The new normal? Europe starts to out-perform China …


The biggest news today is that Europe is finally showing signs of growth. Its PMI readings for July saw the manufacturing sector rise above the crucial 50 mark for the first time in two years, the composite survey also rose above 50, rising to its highest level since January 2012. It’s been a long time coming, but could the Eurozone’s famed second half recovery actually be taking shape?

Bonnes nouvelles pour le France

Perhaps the most interesting development in the Eurozone is the pick-up in France. While it’s good news that there are signs of stabilisation in Spain and even Italy of late, France has been the weakest link for some time. At the start of this year its manufacturing PMI dipped to the low 40’s, while the service sector surveys were lingering around the lowest levels since 2009 only a few months ago. Now it looks like France’s private sector is starting to experience a meaningful turn around. Business confidence rose to its highest level since early 2012 in July, while the production outlook indicator recovered further in July and is back at levels last seen in May 2012. This is important, France is the second largest economy in the Eurozone, there can be no recovery in the currency bloc without France.

Germany, the largest economy in the currency bloc, also picked up strongly in July, and both the service and manufacturing sectors are back in expansion territory above 50.00. However, Germany has not been as badly effected as France in recent months, so good news in Germany is not the headline grabber right now.

The Eurozone showing signs of turning a corner

It’s been a good week for the Eurozone, consumer confidence posted another solid gain in July, following on from a good June number. Expectations about the economy, labour market and future finances are likely to have improved in July. In recent months the largest gains in consumer confidence were seen in the periphery, although they remain at low levels and are likely to stay there for some time as unemployment continues to rise.

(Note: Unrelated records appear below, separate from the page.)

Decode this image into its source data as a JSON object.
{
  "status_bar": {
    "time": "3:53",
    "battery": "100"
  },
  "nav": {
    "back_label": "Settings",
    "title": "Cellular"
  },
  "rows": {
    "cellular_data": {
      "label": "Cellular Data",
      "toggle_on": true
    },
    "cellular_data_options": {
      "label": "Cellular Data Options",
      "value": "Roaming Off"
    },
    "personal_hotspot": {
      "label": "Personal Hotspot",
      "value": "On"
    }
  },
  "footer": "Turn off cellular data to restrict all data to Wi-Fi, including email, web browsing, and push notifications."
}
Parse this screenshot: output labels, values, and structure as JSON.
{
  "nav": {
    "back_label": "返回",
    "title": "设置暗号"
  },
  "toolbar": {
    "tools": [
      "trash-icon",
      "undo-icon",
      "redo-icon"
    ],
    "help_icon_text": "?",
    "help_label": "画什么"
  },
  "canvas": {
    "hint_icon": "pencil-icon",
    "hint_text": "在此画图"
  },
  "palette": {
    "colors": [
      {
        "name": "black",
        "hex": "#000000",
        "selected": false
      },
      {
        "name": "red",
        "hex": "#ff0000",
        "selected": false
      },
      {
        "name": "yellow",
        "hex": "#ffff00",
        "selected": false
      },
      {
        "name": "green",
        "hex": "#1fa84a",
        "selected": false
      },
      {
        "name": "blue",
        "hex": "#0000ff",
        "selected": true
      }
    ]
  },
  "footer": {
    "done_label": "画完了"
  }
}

The final releases are announced next week, it will be interesting to see how France performed and if Spain and Italy can continue their recoveries.

Overall, we have seen a big improvement in business surveys, output data and household spending of late, Italian retail sales rose 0.1% in May, beating expectations. Although the bar remains low, the annual rate of sales also recovered to -1.1% from -2.9% in April.

Europe leaves China in its wake

Perhaps the biggest news of the day is that Europe is out-performing China. Its HSBC flash manufacturing PMI report fell further to 47.7 from 48.2 in June, adding to the weak economic data coming out of the Asian powerhouse. The latest Bloomberg monthly survey for China found that market expectations are for GDP in Q3 have been revised lower to 7.5% from 7.7% previously. This could be revised down even further if the data continues to deteriorate in July. The Chinese premier said that growth must stay above 7%, which is lower than the official target of 7.5% for 2013. If we see more disappointing data this quarter then expect some further official action to try and prop up the economy. For now, though, we expect Beijing to be in wait-and-see mode.

From an FX perspective, the EUR looks stable above 1.32, however attempts to make traction above 1.3250 have failed so far. This may be because a head and shoulder pattern is forming, which may see 1.3250 resistance hold, causing a sell off back to the 1.28 level in the medium-term. I’m not a big fan of these patterns, so I am waiting to see if we get more traction on the upside. Personally I think EURCHF upside could be easier after this cross rose above its 50-day sma at 1.2375 earlier today.

RBA meeting very unclear after CPI

The Aussie is still the weakest performer in the European session. It was very volatile during the Asian session after Q2 Australian CPI was released, which showed mixed price pressures in the second quarter. The trimmed mean reading fell to 2.2% from 2.3%, while the weighted median reading rose to 2.6% from 2.5%. This leaves the outlook for the RBA policy decision in August unclear, although we tend to think the bank may remain on hold. However, this was not enough to stop an Aussie sell off, which crumbled after the weak China PMI reading. This cross is still trading in a range and we think it could stay range-bound between 0.9150 (the Tenkan line on the cloud) and 0.9280 (the Kijun line on the cloud).